ADs are associated with a poorer quality of life, decreased functional capacity and a higher risk of somatic disorders [3]. Our study highlights a number of unmet needs in diagnosing anxiety and stress-related disorders that may come from psychiatry organizational problems, psychiatry-associated stigma and lack of knowledge about psychiatric disorders that should be resolved in order to improve the quality of psychiatric service and patient’s well-being in Russia.

Limitations

Our study has number of limitations. Only psychiatrists who had internet access were able to participate in the survey and only about 5% of all Russian psychiatrists took part in this survey. Moreover, the study population may be biased as we suspect that younger psychiatrists who, in comparison to their older colleagues, are more comfortable with IT-technologies, are more socially active and are more likely to follow updates in either the RSP-website or RSP pages in social networks, were more inclined to participate in the survey.

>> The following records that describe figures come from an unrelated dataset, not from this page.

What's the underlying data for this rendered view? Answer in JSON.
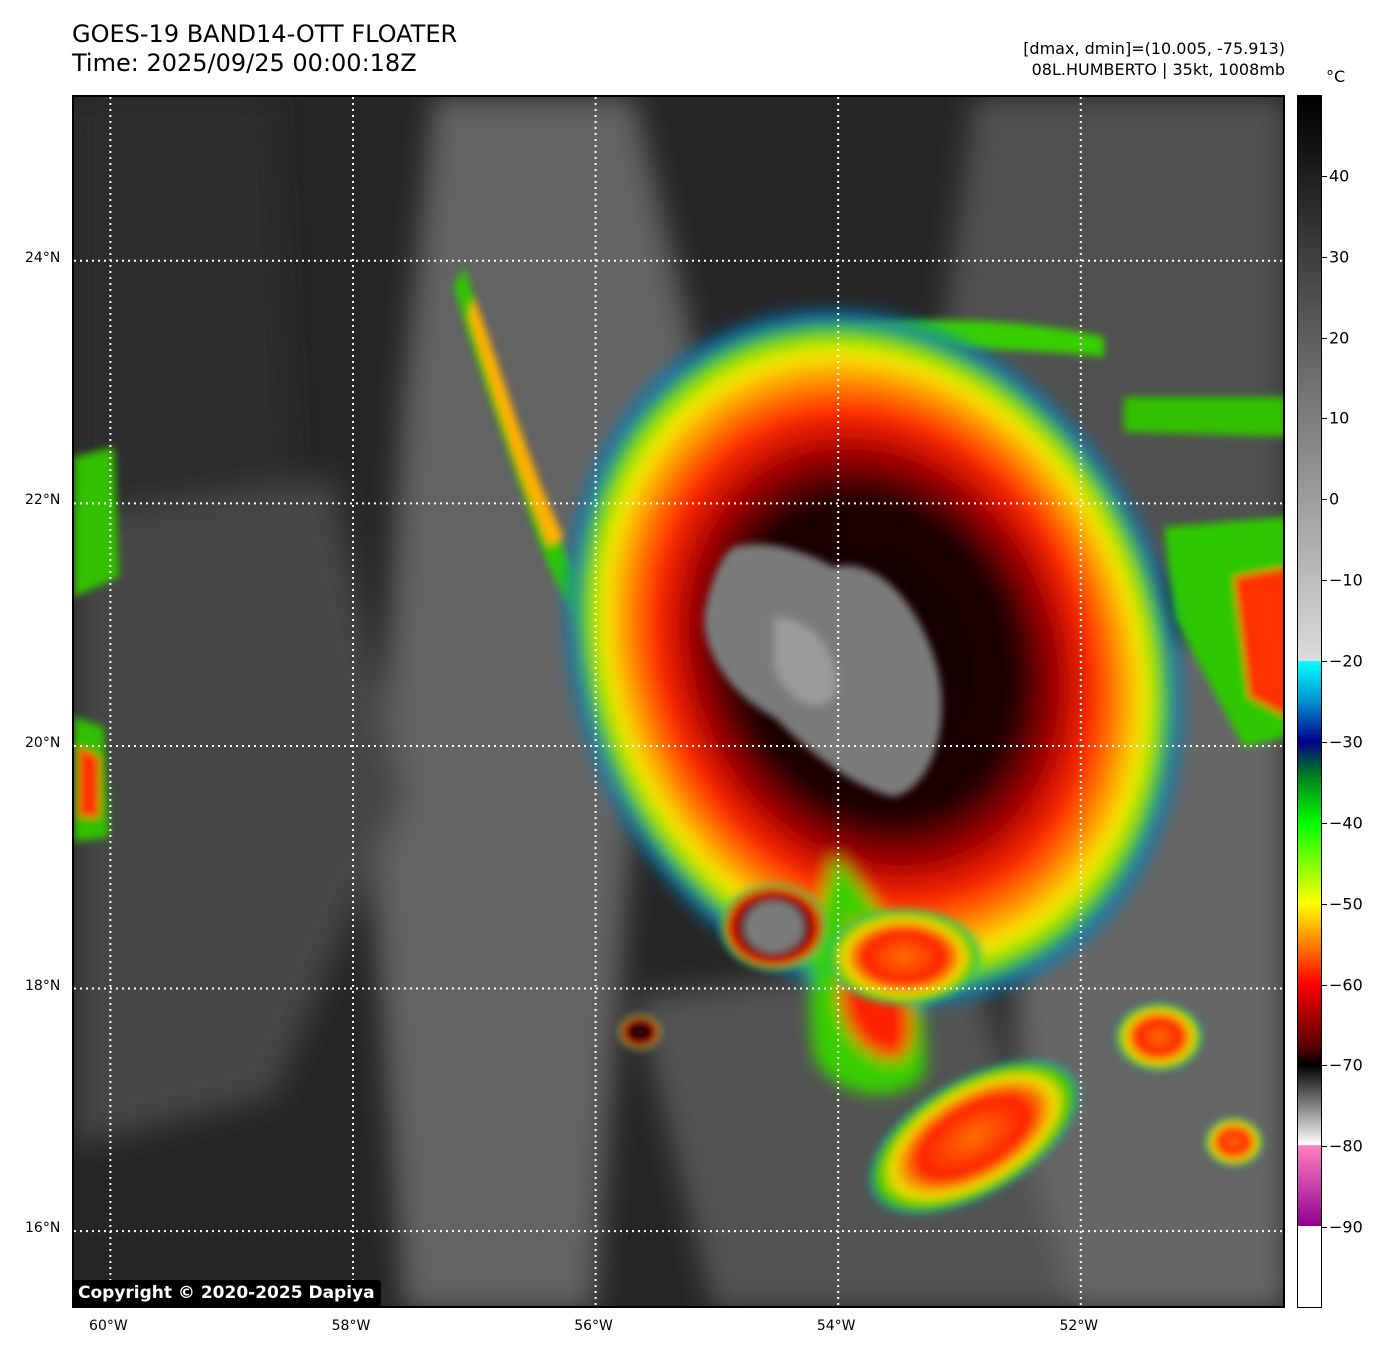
{
  "header": {
    "title_line1": "GOES-19 BAND14-OTT FLOATER",
    "title_line2": "Time: 2025/09/25 00:00:18Z",
    "meta_line1": "[dmax, dmin]=(10.005, -75.913)",
    "meta_line2": "08L.HUMBERTO | 35kt, 1008mb"
  },
  "colorbar": {
    "unit": "°C",
    "vmin": -100,
    "vmax": 50,
    "ticks": [
      40,
      30,
      20,
      10,
      0,
      -10,
      -20,
      -30,
      -40,
      -50,
      -60,
      -70,
      -80,
      -90
    ],
    "tick_labels": [
      "40",
      "30",
      "20",
      "10",
      "0",
      "−10",
      "−20",
      "−30",
      "−40",
      "−50",
      "−60",
      "−70",
      "−80",
      "−90"
    ]
  },
  "map": {
    "lon_range": [
      -60.3,
      -50.3
    ],
    "lat_range": [
      15.35,
      25.35
    ],
    "lat_gridlines": [
      24,
      22,
      20,
      18,
      16
    ],
    "lat_labels": [
      "24°N",
      "22°N",
      "20°N",
      "18°N",
      "16°N"
    ],
    "lon_gridlines": [
      -60,
      -58,
      -56,
      -54,
      -52
    ],
    "lon_labels": [
      "60°W",
      "58°W",
      "56°W",
      "54°W",
      "52°W"
    ]
  },
  "copyright": "Copyright © 2020-2025 Dapiya"
}
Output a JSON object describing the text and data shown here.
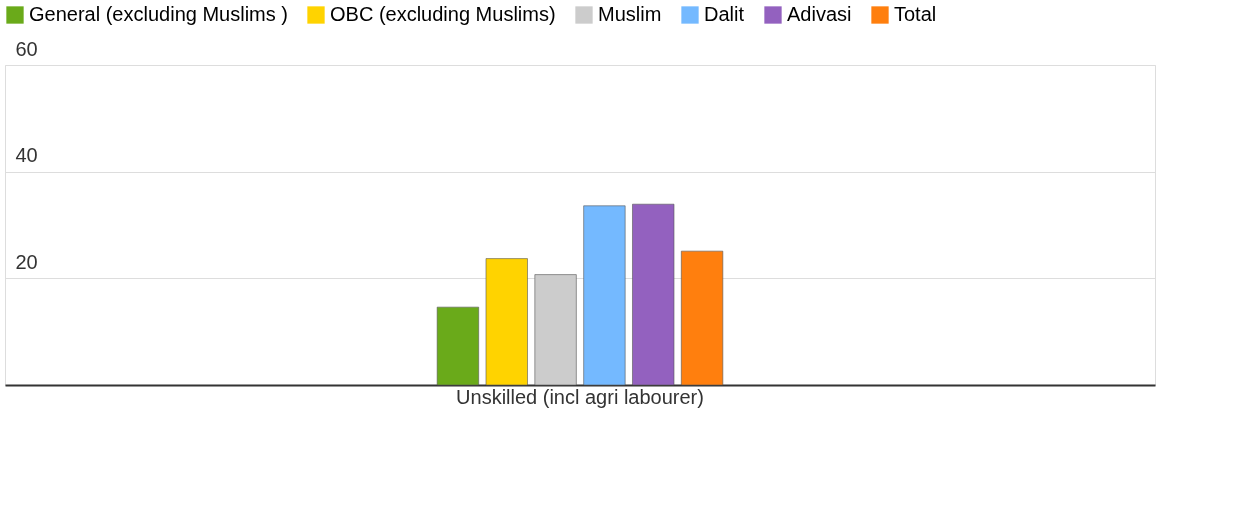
{
  "chart_data": {
    "type": "bar",
    "categories": [
      "Unskilled (incl agri labourer)"
    ],
    "series": [
      {
        "name": "General (excluding Muslims )",
        "color": "#6aaa1a",
        "values": [
          14.6
        ]
      },
      {
        "name": "OBC (excluding Muslims)",
        "color": "#ffd300",
        "values": [
          23.7
        ]
      },
      {
        "name": "Muslim",
        "color": "#cccccc",
        "values": [
          20.7
        ]
      },
      {
        "name": "Dalit",
        "color": "#74b9ff",
        "values": [
          33.6
        ]
      },
      {
        "name": "Adivasi",
        "color": "#9361bf",
        "values": [
          33.9
        ]
      },
      {
        "name": "Total",
        "color": "#ff7f0e",
        "values": [
          25.1
        ]
      }
    ],
    "ylim": [
      0,
      60
    ],
    "yticks": [
      {
        "value": 0,
        "label": null
      },
      20,
      40,
      60
    ],
    "grid": "y",
    "legend": "top"
  }
}
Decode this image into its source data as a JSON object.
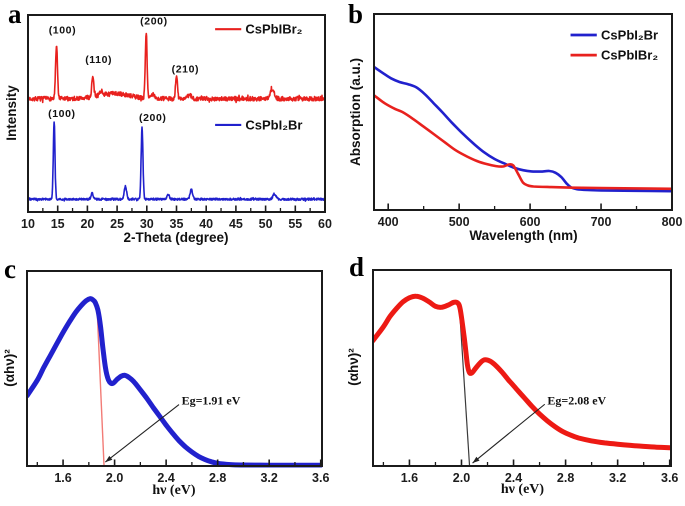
{
  "figure_title": "CsPbI2Br / CsPbIBr2 perovskite characterization figure",
  "chart_data": [
    {
      "panel_label": "a",
      "type": "line",
      "xlabel": "2-Theta (degree)",
      "ylabel": "Intensity",
      "xlim": [
        10,
        60
      ],
      "ylim": [
        0,
        1
      ],
      "xtick_values": [
        10,
        15,
        20,
        25,
        30,
        35,
        40,
        45,
        50,
        55,
        60
      ],
      "xtick_labels": [
        "10",
        "15",
        "20",
        "25",
        "30",
        "35",
        "40",
        "45",
        "50",
        "55",
        "60"
      ],
      "xminor_values": [
        12.5,
        17.5,
        22.5,
        27.5,
        32.5,
        37.5,
        42.5,
        47.5,
        52.5,
        57.5
      ],
      "series": [
        {
          "name": "CsPbIBr2",
          "display_label": "CsPbIBr₂",
          "color": "#e8211e",
          "line_width": 1.6,
          "baseline": 0.575,
          "noise": 0.011,
          "seed": 7,
          "peaks": [
            {
              "x": 14.8,
              "h": 0.265,
              "w": 0.16
            },
            {
              "x": 20.9,
              "h": 0.1,
              "w": 0.17
            },
            {
              "x": 22.3,
              "h": 0.022,
              "w": 0.25
            },
            {
              "x": 24.5,
              "h": 0.026,
              "w": 2.6
            },
            {
              "x": 29.9,
              "h": 0.335,
              "w": 0.15
            },
            {
              "x": 31.1,
              "h": 0.02,
              "w": 0.3
            },
            {
              "x": 35.0,
              "h": 0.115,
              "w": 0.16
            },
            {
              "x": 37.2,
              "h": 0.018,
              "w": 0.3
            },
            {
              "x": 51.1,
              "h": 0.045,
              "w": 0.34
            }
          ]
        },
        {
          "name": "CsPbI2Br",
          "display_label": "CsPbI₂Br",
          "color": "#2121cd",
          "line_width": 1.6,
          "baseline": 0.065,
          "noise": 0.005,
          "seed": 23,
          "peaks": [
            {
              "x": 14.4,
              "h": 0.395,
              "w": 0.14
            },
            {
              "x": 20.8,
              "h": 0.03,
              "w": 0.17
            },
            {
              "x": 26.4,
              "h": 0.065,
              "w": 0.2
            },
            {
              "x": 29.2,
              "h": 0.365,
              "w": 0.15
            },
            {
              "x": 33.6,
              "h": 0.025,
              "w": 0.2
            },
            {
              "x": 37.5,
              "h": 0.05,
              "w": 0.2
            },
            {
              "x": 51.5,
              "h": 0.027,
              "w": 0.26
            }
          ]
        }
      ],
      "peak_labels": [
        {
          "text": "(100)",
          "x": 15.8,
          "y": 0.925,
          "series": "CsPbIBr2"
        },
        {
          "text": "(110)",
          "x": 21.9,
          "y": 0.775,
          "series": "CsPbIBr2"
        },
        {
          "text": "(200)",
          "x": 31.2,
          "y": 0.97,
          "series": "CsPbIBr2"
        },
        {
          "text": "(210)",
          "x": 36.5,
          "y": 0.725,
          "series": "CsPbIBr2"
        },
        {
          "text": "(100)",
          "x": 15.7,
          "y": 0.5,
          "series": "CsPbI2Br"
        },
        {
          "text": "(200)",
          "x": 31.0,
          "y": 0.48,
          "series": "CsPbI2Br"
        }
      ],
      "legend": {
        "x_line_start": 41.5,
        "x_line_end": 45.9,
        "x_text": 46.6,
        "entries": [
          {
            "label": "CsPbIBr₂",
            "color": "#e8211e",
            "y": 0.928
          },
          {
            "label": "CsPbI₂Br",
            "color": "#2121cd",
            "y": 0.442
          }
        ]
      }
    },
    {
      "panel_label": "b",
      "type": "line",
      "xlabel": "Wavelength (nm)",
      "ylabel": "Absorption (a.u.)",
      "xlim": [
        380,
        800
      ],
      "ylim": [
        0,
        1
      ],
      "xtick_values": [
        400,
        500,
        600,
        700,
        800
      ],
      "xtick_labels": [
        "400",
        "500",
        "600",
        "700",
        "800"
      ],
      "xminor_values": [
        450,
        550,
        650,
        750
      ],
      "series": [
        {
          "name": "CsPbI2Br",
          "display_label": "CsPbI₂Br",
          "color": "#2121cd",
          "line_width": 2.6,
          "points": [
            [
              380,
              0.73
            ],
            [
              392,
              0.7
            ],
            [
              404,
              0.672
            ],
            [
              416,
              0.653
            ],
            [
              428,
              0.642
            ],
            [
              440,
              0.625
            ],
            [
              452,
              0.59
            ],
            [
              464,
              0.545
            ],
            [
              476,
              0.5
            ],
            [
              490,
              0.445
            ],
            [
              505,
              0.39
            ],
            [
              520,
              0.34
            ],
            [
              535,
              0.295
            ],
            [
              550,
              0.26
            ],
            [
              565,
              0.235
            ],
            [
              578,
              0.215
            ],
            [
              590,
              0.203
            ],
            [
              602,
              0.197
            ],
            [
              615,
              0.196
            ],
            [
              627,
              0.199
            ],
            [
              636,
              0.19
            ],
            [
              644,
              0.168
            ],
            [
              652,
              0.133
            ],
            [
              658,
              0.115
            ],
            [
              666,
              0.106
            ],
            [
              680,
              0.102
            ],
            [
              700,
              0.1
            ],
            [
              750,
              0.098
            ],
            [
              800,
              0.096
            ]
          ]
        },
        {
          "name": "CsPbIBr2",
          "display_label": "CsPbIBr₂",
          "color": "#e8211e",
          "line_width": 2.6,
          "points": [
            [
              380,
              0.585
            ],
            [
              395,
              0.545
            ],
            [
              410,
              0.515
            ],
            [
              420,
              0.5
            ],
            [
              435,
              0.465
            ],
            [
              450,
              0.425
            ],
            [
              465,
              0.385
            ],
            [
              480,
              0.345
            ],
            [
              495,
              0.305
            ],
            [
              510,
              0.275
            ],
            [
              525,
              0.25
            ],
            [
              540,
              0.233
            ],
            [
              552,
              0.224
            ],
            [
              562,
              0.222
            ],
            [
              570,
              0.232
            ],
            [
              576,
              0.228
            ],
            [
              583,
              0.185
            ],
            [
              590,
              0.14
            ],
            [
              597,
              0.125
            ],
            [
              605,
              0.12
            ],
            [
              630,
              0.117
            ],
            [
              660,
              0.114
            ],
            [
              700,
              0.112
            ],
            [
              750,
              0.11
            ],
            [
              800,
              0.108
            ]
          ]
        }
      ],
      "legend": {
        "x_line_start": 657,
        "x_line_end": 694,
        "x_text": 700,
        "entries": [
          {
            "label": "CsPbI₂Br",
            "color": "#2121cd",
            "y": 0.893
          },
          {
            "label": "CsPbIBr₂",
            "color": "#e8211e",
            "y": 0.79
          }
        ]
      }
    },
    {
      "panel_label": "c",
      "type": "line",
      "xlabel": "hν (eV)",
      "ylabel": "(αhν)²",
      "xlim": [
        1.32,
        3.61
      ],
      "ylim": [
        0,
        1
      ],
      "xtick_values": [
        1.6,
        2.0,
        2.4,
        2.8,
        3.2,
        3.6
      ],
      "xtick_labels": [
        "1.6",
        "2.0",
        "2.4",
        "2.8",
        "3.2",
        "3.6"
      ],
      "xminor_values": [
        1.4,
        1.8,
        2.2,
        2.6,
        3.0,
        3.4
      ],
      "series": [
        {
          "name": "CsPbI2Br",
          "display_label": "CsPbI₂Br",
          "color": "#2121cd",
          "line_width": 5,
          "points": [
            [
              1.32,
              0.36
            ],
            [
              1.4,
              0.44
            ],
            [
              1.45,
              0.505
            ],
            [
              1.5,
              0.565
            ],
            [
              1.55,
              0.625
            ],
            [
              1.6,
              0.685
            ],
            [
              1.65,
              0.74
            ],
            [
              1.7,
              0.79
            ],
            [
              1.74,
              0.822
            ],
            [
              1.78,
              0.848
            ],
            [
              1.81,
              0.858
            ],
            [
              1.83,
              0.853
            ],
            [
              1.85,
              0.838
            ],
            [
              1.87,
              0.8
            ],
            [
              1.89,
              0.72
            ],
            [
              1.91,
              0.6
            ],
            [
              1.93,
              0.5
            ],
            [
              1.95,
              0.445
            ],
            [
              1.97,
              0.425
            ],
            [
              1.99,
              0.425
            ],
            [
              2.02,
              0.445
            ],
            [
              2.05,
              0.46
            ],
            [
              2.08,
              0.465
            ],
            [
              2.11,
              0.455
            ],
            [
              2.15,
              0.432
            ],
            [
              2.2,
              0.39
            ],
            [
              2.25,
              0.347
            ],
            [
              2.3,
              0.3
            ],
            [
              2.35,
              0.255
            ],
            [
              2.4,
              0.21
            ],
            [
              2.45,
              0.168
            ],
            [
              2.5,
              0.13
            ],
            [
              2.55,
              0.098
            ],
            [
              2.6,
              0.072
            ],
            [
              2.65,
              0.05
            ],
            [
              2.7,
              0.034
            ],
            [
              2.75,
              0.022
            ],
            [
              2.8,
              0.014
            ],
            [
              2.9,
              0.007
            ],
            [
              3.0,
              0.005
            ],
            [
              3.2,
              0.004
            ],
            [
              3.4,
              0.004
            ],
            [
              3.6,
              0.004
            ]
          ]
        }
      ],
      "annotations": {
        "band_gap_ev": 1.91,
        "tangent": {
          "x1": 1.862,
          "y1": 0.84,
          "x2": 1.918,
          "y2": 0.0,
          "color": "#f27b76",
          "width": 1.4
        },
        "pointer": {
          "x1": 1.928,
          "y1": 0.02,
          "x2": 2.5,
          "y2": 0.315,
          "color": "#222222",
          "width": 1.1
        },
        "eg_label": {
          "text": "Eg=1.91 eV",
          "x": 2.52,
          "y": 0.335
        }
      }
    },
    {
      "panel_label": "d",
      "type": "line",
      "xlabel": "hν (eV)",
      "ylabel": "(αhν)²",
      "xlim": [
        1.32,
        3.61
      ],
      "ylim": [
        0,
        1
      ],
      "xtick_values": [
        1.6,
        2.0,
        2.4,
        2.8,
        3.2,
        3.6
      ],
      "xtick_labels": [
        "1.6",
        "2.0",
        "2.4",
        "2.8",
        "3.2",
        "3.6"
      ],
      "xminor_values": [
        1.4,
        1.8,
        2.2,
        2.6,
        3.0,
        3.4
      ],
      "series": [
        {
          "name": "CsPbIBr2",
          "display_label": "CsPbIBr₂",
          "color": "#ed1a14",
          "line_width": 5,
          "points": [
            [
              1.32,
              0.64
            ],
            [
              1.4,
              0.71
            ],
            [
              1.45,
              0.762
            ],
            [
              1.5,
              0.803
            ],
            [
              1.55,
              0.837
            ],
            [
              1.6,
              0.858
            ],
            [
              1.65,
              0.866
            ],
            [
              1.7,
              0.857
            ],
            [
              1.75,
              0.838
            ],
            [
              1.8,
              0.815
            ],
            [
              1.85,
              0.81
            ],
            [
              1.9,
              0.822
            ],
            [
              1.94,
              0.835
            ],
            [
              1.97,
              0.832
            ],
            [
              1.99,
              0.8
            ],
            [
              2.02,
              0.66
            ],
            [
              2.045,
              0.52
            ],
            [
              2.06,
              0.478
            ],
            [
              2.08,
              0.475
            ],
            [
              2.11,
              0.5
            ],
            [
              2.15,
              0.53
            ],
            [
              2.18,
              0.542
            ],
            [
              2.22,
              0.535
            ],
            [
              2.26,
              0.515
            ],
            [
              2.31,
              0.48
            ],
            [
              2.36,
              0.44
            ],
            [
              2.42,
              0.395
            ],
            [
              2.48,
              0.35
            ],
            [
              2.54,
              0.305
            ],
            [
              2.6,
              0.265
            ],
            [
              2.66,
              0.23
            ],
            [
              2.72,
              0.2
            ],
            [
              2.78,
              0.175
            ],
            [
              2.84,
              0.157
            ],
            [
              2.9,
              0.143
            ],
            [
              3.0,
              0.128
            ],
            [
              3.1,
              0.118
            ],
            [
              3.2,
              0.111
            ],
            [
              3.3,
              0.105
            ],
            [
              3.4,
              0.1
            ],
            [
              3.5,
              0.096
            ],
            [
              3.6,
              0.093
            ]
          ]
        }
      ],
      "annotations": {
        "band_gap_ev": 2.08,
        "tangent": {
          "x1": 1.985,
          "y1": 0.8,
          "x2": 2.062,
          "y2": 0.0,
          "color": "#3a3a3a",
          "width": 1.2
        },
        "pointer": {
          "x1": 2.085,
          "y1": 0.015,
          "x2": 2.64,
          "y2": 0.315,
          "color": "#222222",
          "width": 1.1
        },
        "eg_label": {
          "text": "Eg=2.08 eV",
          "x": 2.66,
          "y": 0.335
        }
      }
    }
  ]
}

Another source of possible bias is that those specialists who regularly engage in the treatment of ADs may have had more inclination to participate in the survey. Thus, real-world data on the diagnosis of ADs probably would be even lower than what was obtained in this survey. Nevertheless, the online nature of the survey allowed us to reach a broad range of specialists countrywide and to create a representative sample of psychiatrists in terms of working settings, professional activity, experience and other parameters that may potentially affect theresults of this study.

Another limitation is that many questions evaluate only roughly the participant's estimation. Therefore, the results should be interpreted with caution and should not be generalized to the entire population of Russian psychiatrists or used instead of, or compared to, the statistical data or the results of epidemiological studies.

Conclusions

The results of this survey show that psychiatrists in the Russian Federation use diagnoses of many ADs less frequently than psychiatrists in an international survey. Diagnoses of ADs are most used by specialists inprivate practice and in liaison with psychiatric services in general/somatic medicine. These results may indicate the existence of certain barriers that decrease the availability of psychiatric service for patients with ADs. Among the anxiety and stress-related disorders, the majority of Russian psychiatrists are inclined to diagnose MADD and AdD, which by their nature are more likely to be preliminary diagnoses. The diagnosis of GAD in Russia is used far less than in the rest of the world, while the diagnosis of PD, on the contrary, is used much more often. Diagnoses of ADs tend to be made less often used as the second (comorbid) diagnosis even in the cases when the patient’s condition meets the criteria for two or more disorders.

The pharmacotherapy prescribed for the treatment of ADs by Russian psychiatrists generally comply with international guidelines; however, specialists also often select drugs with unproven efficacy and do not follow the therapeutic algorithms developed on the basis of evidence-based medicine in terms of the sequence of drug choices and the treatment duration.

The results of this survey indicate that more efforts should be undertaken to spread information about modern diagnostic and treatment approaches in ADs through medical educational programs, and to overcome various barriers that increase the stigma and decrease the availability of psychiatric service to patients with ADs.